Simbah
KH Abdurrahman Munadi lahir di Polaman, Jatipecaron, Gubug sekitar tahun 1220 H atau 1805 M. Beliau merupakan putra dari K.
Arifin bin K. Muttaqin bin K. Khomsah Baturagung bin K Sihnun Selojari Kecamatan
Klambu Kabupaten Grobogan bin K. Asyifak bin K. Hasan Besari Tegalsari
Ponorogo. Akan tetapi ada riwayat yang menerangkan bahwa beliau putra K. Arifin
bin K. Ishak bin K. Asyifak bin K. Hasan Besari Tegalsari Ponorogo.
Menurut
cerita orang-orang tua nama dusun Polaman diambil dari nama di daerah Kediri
Jawa Timur, yaitu Tegalsari Ponorogo Jawa Timur. Ada pula yang mengatakan bahwa
dusun Polaman itu asalnya dari Mbah Imam Biyoro (seorang Kyai dari Kediri Jawa
Timur), yang pada saat itu melarikan diri dan bersembunyi di daerah Polaman
karena dikejar pasukan Belanda. Setelah sampai di Polaman beliau meminta tolong
kepada petani yang bernama Simbah Umar Janggan. Agar selamat beliau masuk di
saku Mbah Umar Janggan. Setelah itu pasukan belanda datang dan bertanya kepada
Mbah Umar Janggan “Apakah kamu tahu ada orang lari ke sini?”. Jawab Simbah Umar
Janggan “Sekarang saya tidak melihat”, sambil menepukkan tangannya pada sakunya
jadi beliau tidak berbohong. Akhirnya Mbah Imam Biyoro selamat dari tentara Belanda,
setelah itu tempat itu dinamakan Polaman yang artinya pol-pole (sangat) aman,
lalu Mbah Imam Biyoro bermukim di Polaman sampai beliau wafat dan makam Simbah
Umar Janggan di samping Simbah Imam biyoro dan di tengah-tengah kuburan
Polaman.
Simbah
Munadi memperoleh pendidikan di
pesantren-pesantren salaf, yang lebih mengutamakan pendidikan tauhid, akhlaq
dan alquran. Beliau pernah mondok di pondok pesantren KH Hasan Besari Tegalsari Ponorogo, pondok di daerah Madiun
dan lain-lain.
Seluruh
hidup Mbah Munadi didedikasikan untuk menyebarkan agama Islam khususnya di
daerah kawedanan Gubug, salah satunya beliau mendirikan langgar di dukuh Kleben
Karanglangu Kedungjati. Langgar tersebut dibangun bersama simbah K.

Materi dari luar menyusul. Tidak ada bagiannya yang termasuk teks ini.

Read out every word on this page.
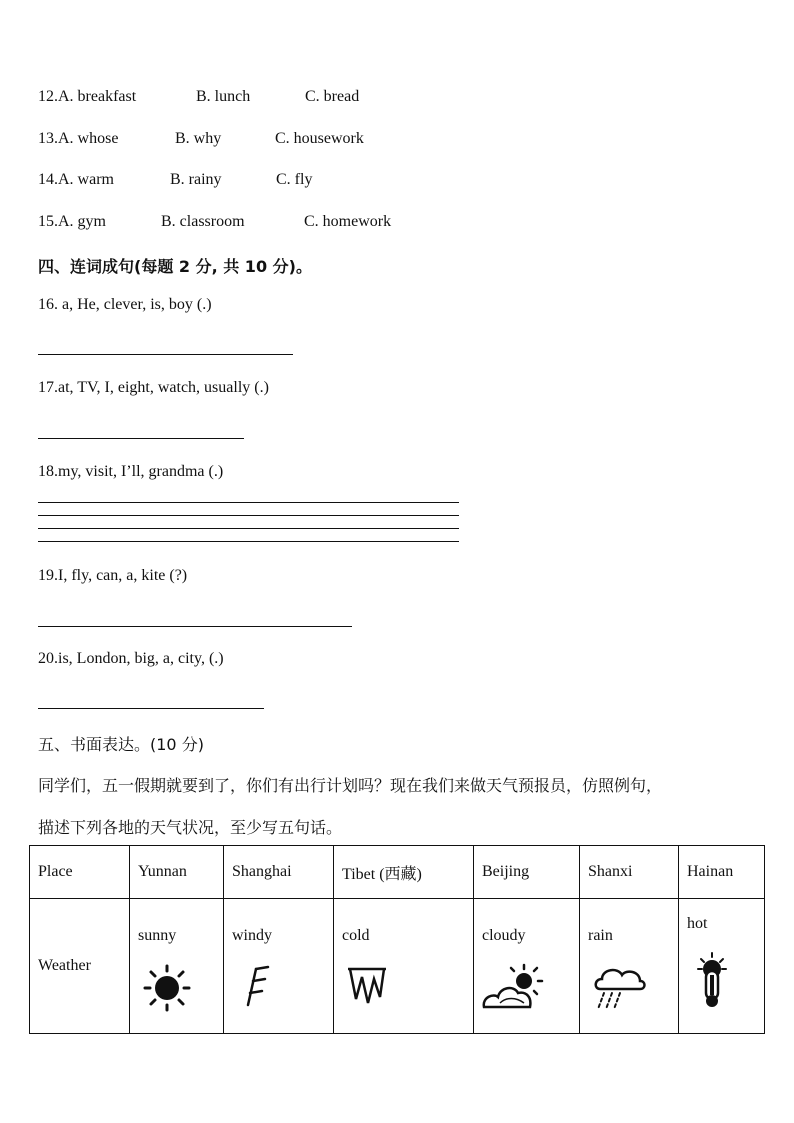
12.A. breakfast	B. lunch	C. bread
13.A. whose	B. why	C. housework
14.A. warm	B. rainy	C. fly
15.A. gym	B. classroom	C. homework
四、连词成句(每题 2 分, 共 10 分)。
16. a, He, clever, is, boy (.)
17.at, TV, I, eight, watch, usually (.)
18.my, visit, I’ll, grandma (.)
19.I, fly, can, a, kite (?)
20.is, London, big, a, city, (.)
五、书面表达。(10 分)
同学们，五一假期就要到了，你们有出行计划吗？现在我们来做天气预报员，仿照例句，
描述下列各地的天气状况，至少写五句话。
Place	Yunnan	Shanghai	Tibet (西藏)	Beijing	Shanxi	Hainan
Weather	sunny	windy	cold	cloudy	rain	hot
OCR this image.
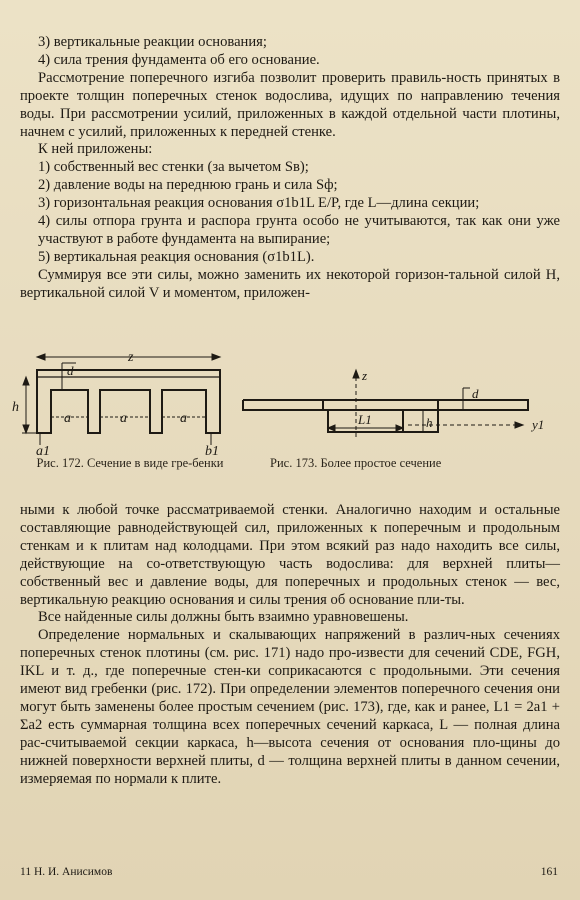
3) вертикальные реакции основания;

4) сила трения фундамента об его основание.

Рассмотрение поперечного изгиба позволит проверить правиль-ность принятых в проекте толщин поперечных стенок водослива, идущих по направлению течения воды. При рассмотрении усилий, приложенных в каждой отдельной части плотины, начнем с усилий, приложенных к передней стенке.

К ней приложены:

1) собственный вес стенки (за вычетом Sв);

2) давление воды на переднюю грань и сила Sф;

3) горизонтальная реакция основания σ1b1L E/P, где L—длина секции;

4) силы отпора грунта и распора грунта особо не учитываются, так как они уже участвуют в работе фундамента на выпирание;

5) вертикальная реакция основания (σ1b1L).

Суммируя все эти силы, можно заменить их некоторой горизон-тальной силой H, вертикальной силой V и моментом, приложен-

z
d
h
a	a	a
a1	b1
Рис. 172. Сечение в виде гре-бенки
z
d
L1	h	y1
Рис. 173. Более простое сечение

ными к любой точке рассматриваемой стенки. Аналогично находим и остальные составляющие равнодействующей сил, приложенных к поперечным и продольным стенкам и к плитам над колодцами. При этом всякий раз надо находить все силы, действующие на со-ответствующую часть водослива: для верхней плиты—собственный вес и давление воды, для поперечных и продольных стенок — вес, вертикальную реакцию основания и силы трения об основание пли-ты.

Все найденные силы должны быть взаимно уравновешены.

Определение нормальных и скалывающих напряжений в различ-ных сечениях поперечных стенок плотины (см. рис. 171) надо про-извести для сечений CDE, FGH, IKL и т. д., где поперечные стен-ки соприкасаются с продольными. Эти сечения имеют вид гребенки (рис. 172). При определении элементов поперечного сечения они могут быть заменены более простым сечением (рис. 173), где, как и ранее, L1 = 2a1 + Σa2 есть суммарная толщина всех поперечных сечений каркаса, L — полная длина рас-считываемой секции каркаса, h—высота сечения от основания пло-щины до нижней поверхности верхней плиты, d — толщина верхней плиты в данном сечении, измеряемая по нормали к плите.

11 Н. И. Анисимов	161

Murtadlo dan K. Abdullah, langgar yang sekarang menjadi masjid tersebut
menjadi masjid tertua di daerah Kedungjati bagian selatan. Beliau juga
mendirikan masjid-masjid lain di antaranya masjid Kedungjati, masjid Tambakan,
dan masjid Polaman. Asal mulanya masjid Polaman dibangun di pinggir sungai Tuntang,
karena sungai Tuntang ditanggul maka masjid tersebut dipindah di barat tanggul.
Dalam suatu kisah, di daerah Gubug ada musibah pagebluk
(wabah penyakit), sore sakit paginya meninggal, pagi sakit sorenya meninggal.

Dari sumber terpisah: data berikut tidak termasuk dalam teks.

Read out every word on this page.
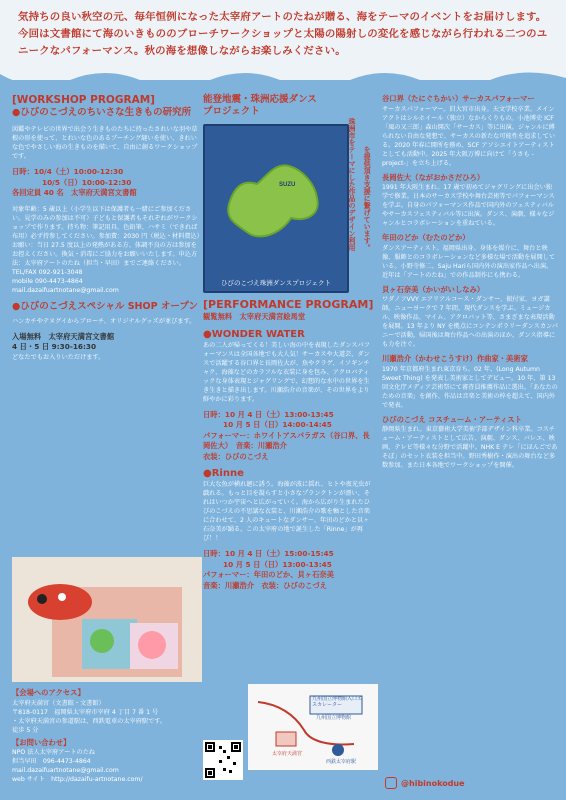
気持ちの良い秋空の元、毎年恒例になった太宰府アートのたねが贈る、海をテーマのイベントをお届けします。今回は文書館にて海のいきもののブローチワークショップと太陽の陽射しの変化を感じながら行われる二つのユニークなパフォーマンス。秋の海を想像しながらお楽しみください。

[WORKSHOP PROGRAM]
●ひびのこづえのちいさな生きもの研究所

図鑑やテレビの世界で出会う生きものたちに持ったされいな羽や草根の形を使って、とれいな色のあるブーチング縫いを使い、きれいな色でやさしい海の生きものを描いて、自由に創るワークショップです。

日時：10/4（土）10:00-12:30

10/5（日）10:00-12:30

各回定員 40 名　太宰府天満宮文書館

対象年齢：5 歳以上（小学生以下は保護者も一緒にご参加ください。見学のみの参加は不可）子どもと保護者もそれぞれがワークショップで作ります。持ち物：筆記用具、色鉛筆、ハサミ（できれば布用）必ず持参してください。参加費：2030 円（税込・材料費込）お願い：当日 27.5 度以上の発熱がある方、体調不良の方は参加をお控えください。換気・消毒にご協力をお願いいたします。申込方法：太宰府アートのたね（担当・早田）までご連絡ください。

TEL/FAX 092-921-3048

mobile 090-4473-4864

mail.dazaifuartnotane@gmail.com

●ひびのこづえスペシャル SHOP オープン

ハンカチやテヌグイからブローチ、オリジナルグッズが並びます。

入場無料　太宰府天満宮文書館

4 日・5 日 9:30-16:30

どなたでもお入りいただけます。

【会場へのアクセス】

太宰府天満宮（文書館・文書館）

〒818-0117　福岡県太宰府市宰府 4 丁目 7 番 1 号

・太宰府天満宮の参道駅は、西鉄電車の太宰府駅です。

徒歩 5 分

【お問い合わせ】

NPO 法人太宰府アートのたね

担当早田　096-4473-4864

mail.dazaifuartnotane@gmail.com

web サイト　http://dazaifu-artnotane.com/

能登地震・珠洲応援ダンスプロジェクト
SUZU
ひびのこづえ珠洲ダンスプロジェクト
珠洲市をテーマにした作品のデザイン利用 を提供頂き支援に繋げています。
[PERFORMANCE PROGRAM]

観覧無料　太宰府天満宮絵馬堂

●WONDER WATER

あの二人が帰ってくる！美しい海の中を表現したダンスパフォーマンスは全国各地でも大人気！サーカスや大道芸、ダンスで活躍する谷口界と長岡佐大が、魚やクラゲ、イソギンチャク、海藻などのカラフルな衣装に身を包み、アクロバティックな身体表現とジャグリングで、幻想的な水中の世界を生き生きと描き出します。川瀬浩介の音楽が、その世界をより鮮やかに彩ります。

日時：10 月 4 日（土）13:00-13:45

10 月 5 日（日）14:00-14:45

パフォーマー：ホワイトアスパラガス（谷口界、長岡佐大）　音楽：川瀬浩介

衣装：ひびのこづえ

●Rinne

巨大な魚が横れ廻に誘う。海藻が波に揺れ、ヒトや夜光虫が戯れる。もっと目を凝らすと小さなプランクトンが漂い、それはいつか宇宙へと広がっていく。海から広がり生まれたひびのこづえの不思議な衣装と、川瀬浩介の歌を軸とした音楽に合わせて、2 人のキュートなダンサー、年田のどかと貝ヶ石奈美が踊る。この太宰府の地で誕生した「Rinne」が再び！！

日時：10 月 4 日（土）15:00-15:45

10 月 5 日（日）13:00-13:45

パフォーマー：年田のどか、貝ヶ石奈美

音楽：川瀬浩介　衣装：ひびのこづえ

九州国立博物館入口エスカレーター
太宰府天満宮
西鉄太宰府駅
九州国立博物館

谷口界（たにぐちかい）サーカスパフォーマー

サーカスパフォーマー。旧大宮市出身。天文学校卒業。メインアクトはシルホイール（独立）なからくりもの。小池博史 ICF「風の又三郎」森山開次「サーカス」等に出演。ジャンルに縛られない自由な発想で、サーカスの新たな可能性を追求している。2020 年春に開所を務め、SCF アソシエイトアーティストとしても活動中。2025 年大阪万博に向けて「うさも -project-」を立ち上げる。

長岡佐大（ながおかさだひろ）

1991 年大阪生まれ。17 歳で初めてジャグリングに出会い独学で修業。日本のサーカス学校や舞台芸術等でパフォーマンスを学ぶ。自身のパフォーマンス作品で国内外のフェスティバルやサーカスフェスティバル等に出演。ダンス、演劇、様々なジャンルとコラボレーションを重ねている。

年田のどか（むたのどか）

ダンスアーティスト。福岡県出身。身体を媒介に、舞台と映像、服飾とのコラボレーションなど多様な場で活動を展開している。小野寺修二、Saju Hariら国内外の演出家作品へ出演。近年は「アートのたね」での作品制作にも携わる。

貝ヶ石奈美（かいがいしなみ）

ワダノフVVY エアリアルコース・ダンサー、振付家、ヨガ講師。ニューヨークで 7 年間、現代ダンスを学ぶ。ミュージカル、映像作品、マイム、アクロバット等、さまざまな表現活動を展開。13 年より NY を拠点にコンテンポラリーダンスカンパニーで活動。帰国後は舞台作品への出演のほか、ダンス指導にも力を注ぐ。

川瀬浩介（かわせこうすけ）作曲家・美術家

1970 年京都府生まれ東京育ち。02 年、(Long Autumn Sweet Thing) を発表し美術家としてデビュー。10 年、第 13 回文化庁メディア芸術祭にて審査員推薦作品に選出。「あなたのための音楽」を創作、作品は音楽と美術の枠を超えて、国内外で発表。

ひびのこづえ コスチューム・アーティスト

静岡県生まれ。東京藝術大学美術学部デザイン科卒業。コスチューム・アーティストとして広告、演劇、ダンス、バレエ、映画、テレビ等様々な分野で活躍中。NHK E テレ「にほんごであそぼ」のセット衣装を担当中。野田秀樹作・演出の舞台など多数参加。また日本各地でワークショップを開催。

@hibinokodue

Lajeng wedana (pembantu bupati yang membawahi beberapa kecamatan) Gubug
Hadiprojo meminta barokah doa kepada simbah Munadi, supaya wabah penyakit
tersebut bisa pergi. Simbah Munadi bersedia berdoa dengan syarat wedana Hadiprojo harus taat kepada Allah SWT
dan menyelenggarakan acara selamatan dan
membuat makanan berupa onde-onde dan kue lapis yang warnanya merah putih. Simbah
Munadi berkata, "kalau orang Jawa bisa bersatu seperti wijen (pada
onde-onde) ini, maka akan jadi ini (kue lapis merah putih)". Wabah
penyakit itu pun akhirnya bisa hilang dan wedana Hadiprojo taat kepada Allah SWT.
Saat
wedana Hadiprojo hendak membuat pendopo kawedanan Gubug beliau meminta bantuan
kepada Mbah Munadi. Mbah Munadi diminta menginfakkan kayu balok buat bahan.

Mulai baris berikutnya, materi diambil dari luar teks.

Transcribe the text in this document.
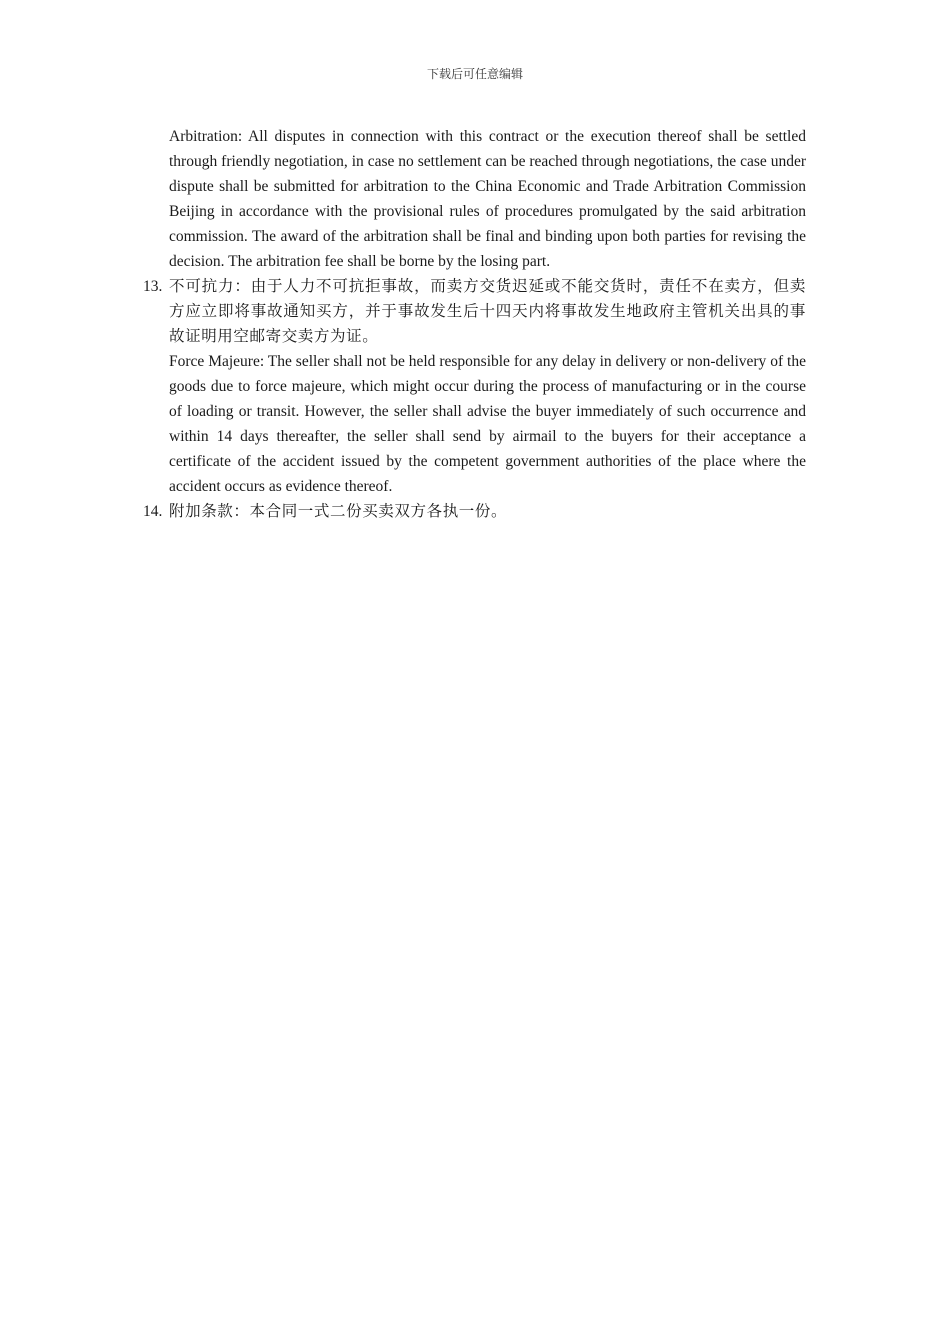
下载后可任意编辑

Arbitration: All disputes in connection with this contract or the execution thereof shall be settled through friendly negotiation, in case no settlement can be reached through negotiations, the case under dispute shall be submitted for arbitration to the China Economic and Trade Arbitration Commission Beijing in accordance with the provisional rules of procedures promulgated by the said arbitration commission. The award of the arbitration shall be final and binding upon both parties for revising the decision. The arbitration fee shall be borne by the losing part.

13. 不可抗力：由于人力不可抗拒事故，而卖方交货迟延或不能交货时，责任不在卖方，但卖方应立即将事故通知买方，并于事故发生后十四天内将事故发生地政府主管机关出具的事故证明用空邮寄交卖方为证。

Force Majeure: The seller shall not be held responsible for any delay in delivery or non-delivery of the goods due to force majeure, which might occur during the process of manufacturing or in the course of loading or transit. However, the seller shall advise the buyer immediately of such occurrence and within 14 days thereafter, the seller shall send by airmail to the buyers for their acceptance a certificate of the accident issued by the competent government authorities of the place where the accident occurs as evidence thereof.

14. 附加条款：本合同一式二份买卖双方各执一份。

akan tetapi Mbah Munadi hanya menginfakkan ranting pohon. Wedana Hadiprojo pun
heran. Lalu ranting pohon tersebut bisa jadi kayu balok.
Simbah KH Abdurrahman
Munadi wafat di Gubug, hari Jumat Legi tahun 1901 M, jika dilihat dari
penanggalan hijriah 18 Muharrom 1319 H maka hari itu bertepatan dengan tanggal 14 juni 1901 M.